Michelle Freemantle
After graduating from Derby University with a BA in Applied Arts, Michelle Freemantle was selected to take part in IWCAT 2000, an international workshop in Tokoname, Japan and she was subsequently invited back two years later, to make work for an international group exhibition. Japan had a huge effect on her and her approach to ceramics. Through staying with a host family she saw at mealtimes each dish complimenting the food it contained. Conscious thought had gone into the placing of foods and the choice of ceramics used. She liked the idea that she wasn’t simply eating to sustain her body, she was feeding her eyes and her mind at the same time. She returned to make a body of work in a studio in Hameenlinna after spending time studying in Finland.
Before setting up her own studio in Wetwang, East Yorkshire, she worked as an assistant to Rob Bibby at Woodnewton Pottery as well as with salt glazer Christine Pedley in La Borne, France.

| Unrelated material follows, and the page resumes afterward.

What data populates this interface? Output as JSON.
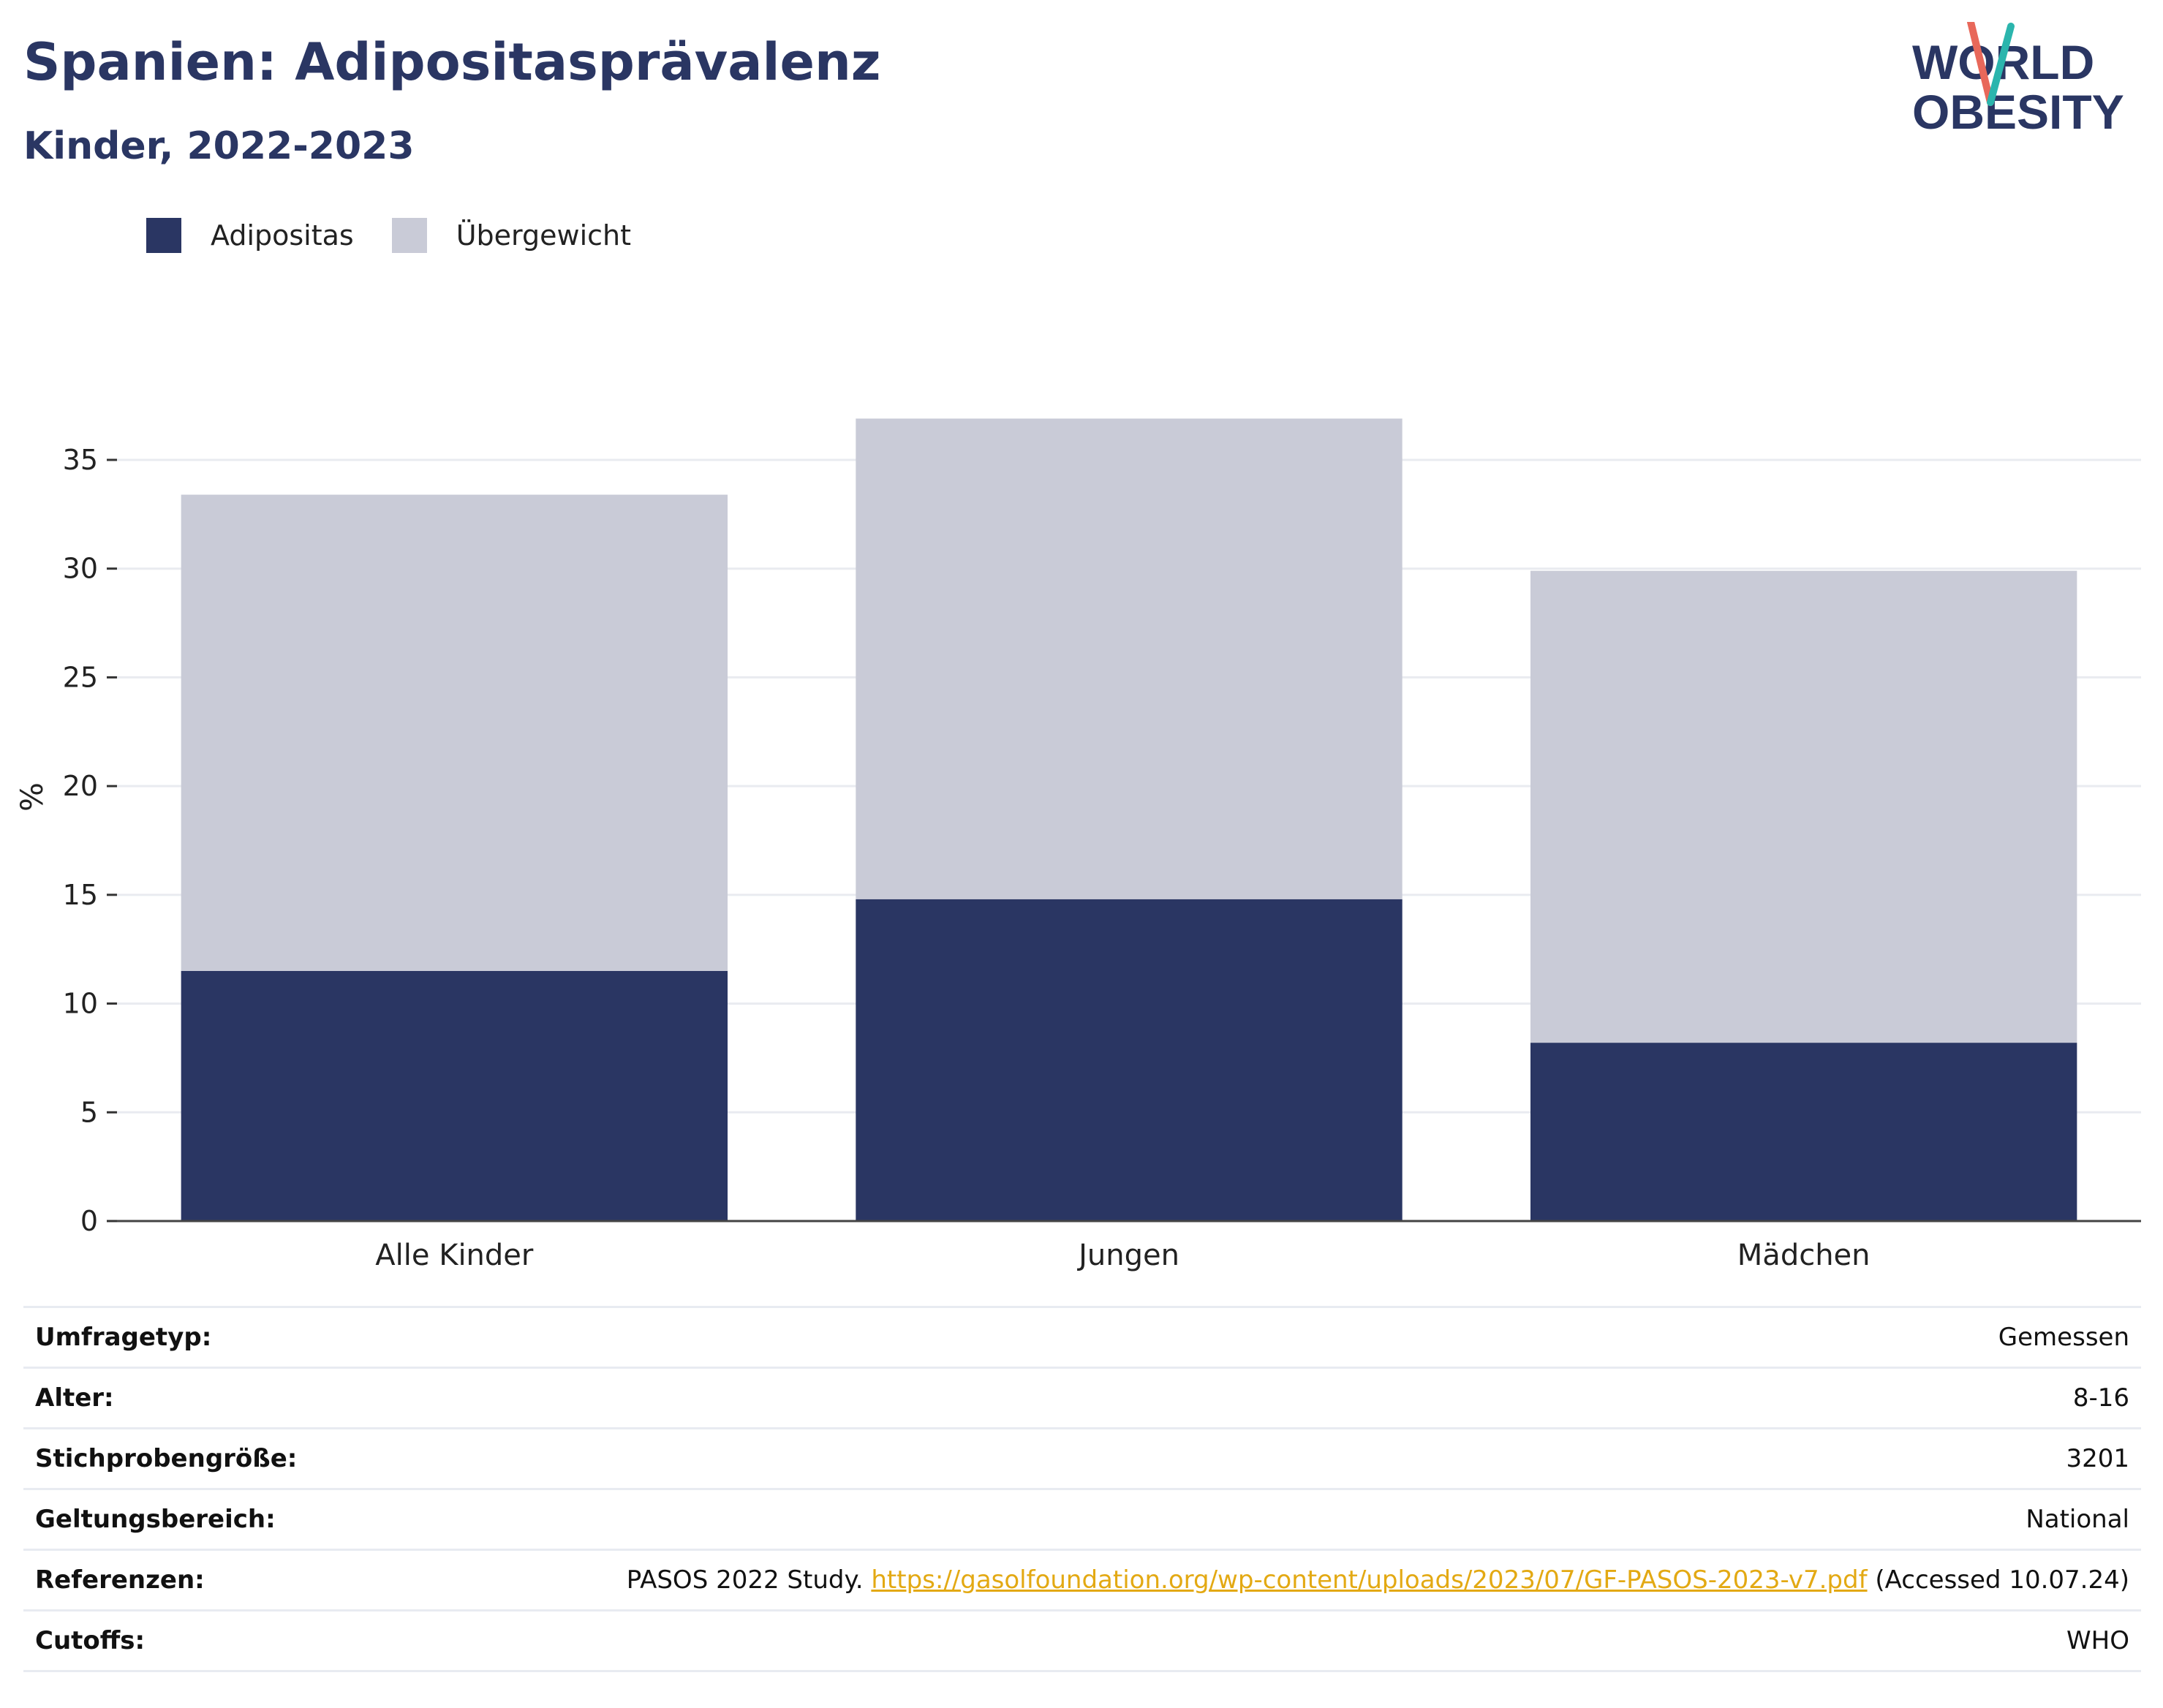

Michelle creates functional ceramics that are tactile and visually pleasing, using a mix of hand built, press mould and thrown techniques. Lines and text, often snippets of thoughts or poetry written during her travels, are inscribed into the surfaces and slips applied.

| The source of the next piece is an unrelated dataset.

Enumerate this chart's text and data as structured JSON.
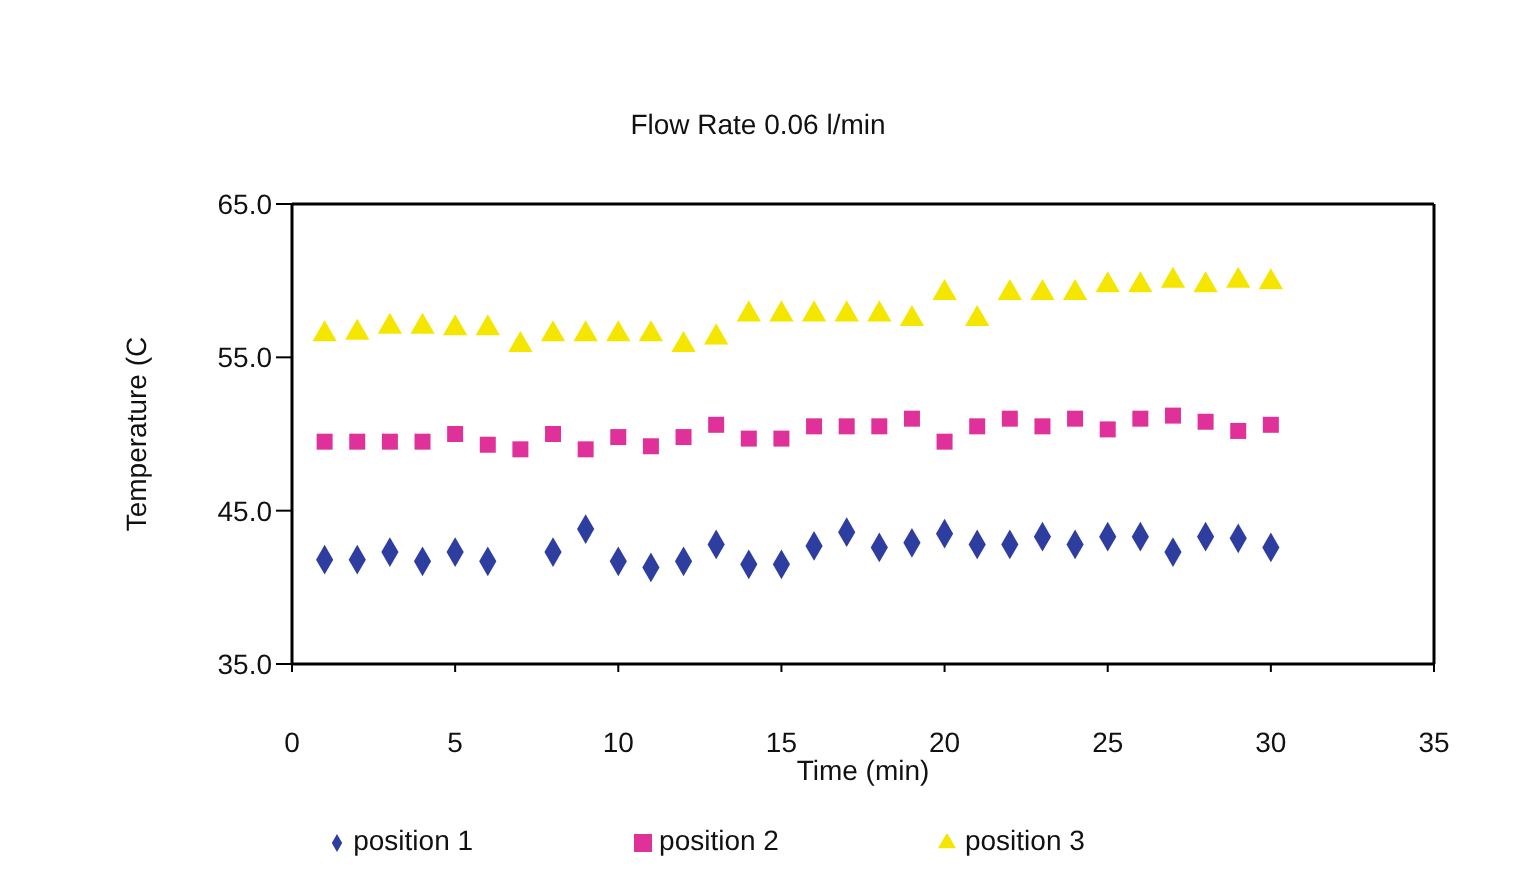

Each individual, handcrafted piece, strives to embody its own character and she hopes enriches the eating and drinking experience.
The series Grasping the Orient was born from the visual and mental impact Japan had on Michelle. The circle and cross imagery represents how experiences are carried with you throughout your life and never really having a cut-off point, due to them infiltrating the past, present and future. Michelle wrote quite a bit of poetry during her Japanese workshop and its found its way into some of the pieces here.
Talvi is the name she has given to her range inspired by visits to Finland, and in Finnish this translates as winter. Over the past 25 years she has visited Finland on a number of occasions and fell in love with its snowy landscapes. During the winter there are many blue, blue days transforming all the shadows on the snow into different hues of blue. The silver birches, lakes, patination on the land, made from the likes of roads, fence and field boundaries intersecting through blankets of white provided inspiration for this range.
Landlines is her latest range. Living in the East Yorkshire Wolds you are surrounded by agriculture in all directions. Throughout the seasons, it is a constant visual source, of changing field colours and markings; yellow rape seed being predominant in late spring, then there’s potatoes, wheat and barley. Lots of undulation goes on with the valleys and plenty of chalk, forming her palette of yellow, green, white and grey/black. Being elevated, there are some great vistas to be seen when coming off the Wolds: field markings, tractor scarring, fence and hedge boundaries all blend to create her Landlines series.